College generic graduation commencement several graduates

(I've updated this post below.)

My vision of a typical college alumni office is that it’s generally a happy place.

In addition to setting up reunions and other events that remind alums of their halcyon college days, the alumni office also chronicles the lives of graduates: marriages, births, promotions, awards, transitions and other milestone. (Plus obituaries. I guess the alumni office does see its share of sorrow.)

In that way, alumni offices play sort of a soft-focus propaganda role. By publishing magazines full of short blurbs and longer features about their accomplished grads, the alumni office implies that Flagship State U or Liberal Arts College played some sort of role in these personal achievements. P.S.: Send money.

Every once in a while, however, an alum does something that probably won’t show up in the alumni magazine.

Davidson College grad Cameron Harris (class of ’17) was featured recently in the New York Times for the fake news website he created last fall that carried a story (fake, too) about the discovery (not really discovered) of thousands of ballots for Hillary Clinton in an Ohio warehouse. Harris collected about $5,000 for the 15 minutes it took to write the story, which was shared with something like 6 million people. Harris' story was the poster child of the concept of fake news.

Harris’ boss, a Maryland state lawmaker, didn’t like the attention and fired his legislative aide. Davidson College President Carol Quillen didn’t like the notoriety, either: She wrote to faculty, “Please know that I hear and share your anger.”

Down in Durham, Duke University’s most famous alum these days is Steven Miller (class of ’07), one of the two Steves who are top aides to President Donald Trump.

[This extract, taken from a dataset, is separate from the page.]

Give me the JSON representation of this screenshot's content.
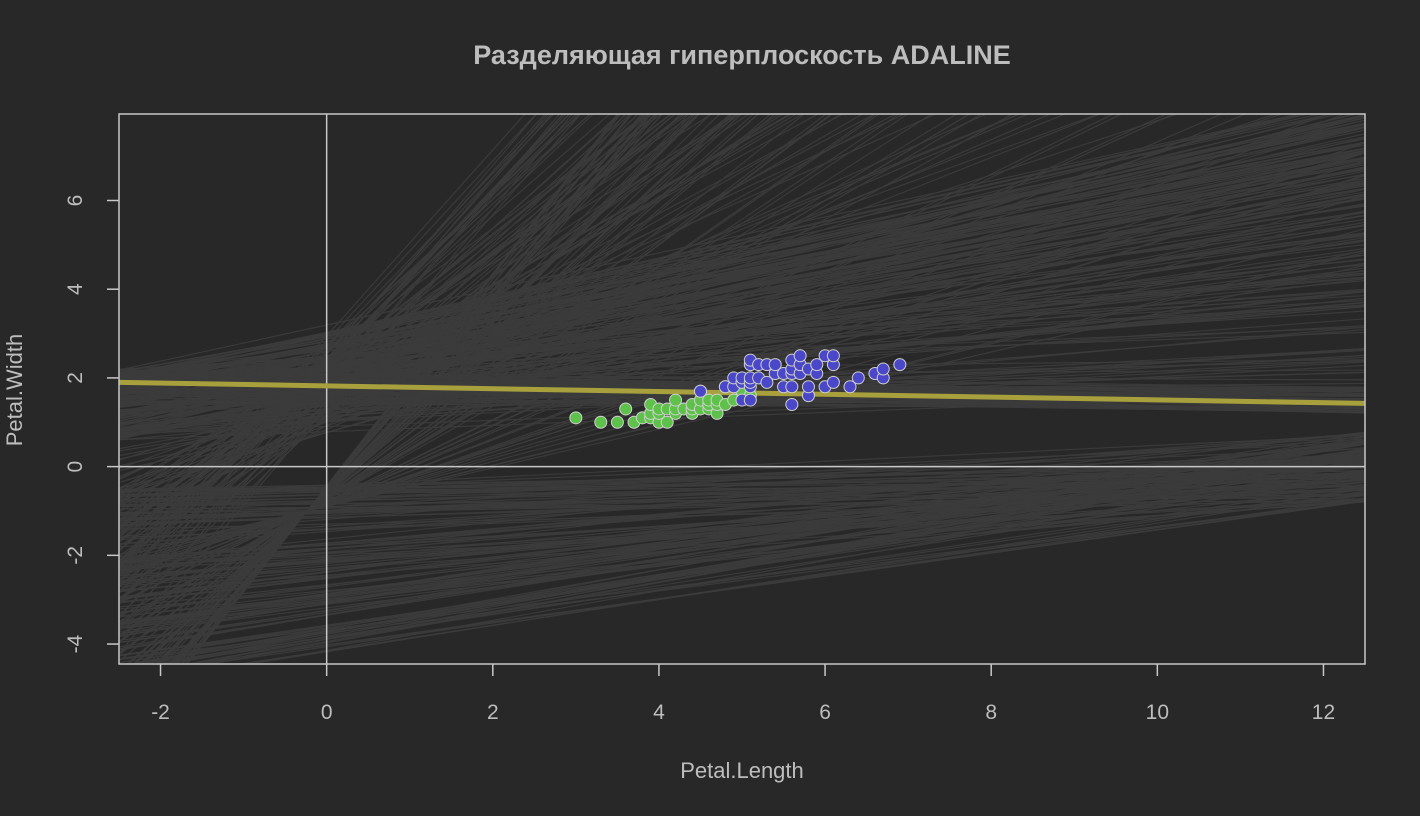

Most people hadn’t really heard of Miller until last weekend, when he made the round of Sunday talk shows. (His performance was generally panned, and the Washington Post awarded him bushels of Pinocchios.)

But the N&O’s Jane Stancill was paying attention and put together this short profile a week earlier of Miller’s time at Duke, where he was a conservative columnist for the student newspaper and a staunch defender of the men’s lacrosse team during the 2006 unpleasantness.

Duke alums, like their brethren at Davidson, aren’t big fans of their classmate. Several hundred of them signed an open letter to Miller, saying that they “see nothing in (his) actions that furthers the values of intellectual honesty, tolerance, diversity, and respect that we seek to promote in the world.” I'm sure Duke's alumni office is looking forward to that 10-year reunion, which is set for April.

For better or worse, the national media spotlight has found two recent graduates of North Carolina colleges. Just don’t expect to read about either in their college alumni magazine.

Update, 9:10 a.m. Monday: Speaking of alums who won't be written up in their alumni magazine, the president of Trinity Washington University in D.C. is taking shots at one of that college's alums, Kellyanne Conway, a spokeswoman for President Trump. Inside Higher Ed has the details. Conway, as you'd expect, is shooting back. Because it's D.C., the think tanks are involved. Wow.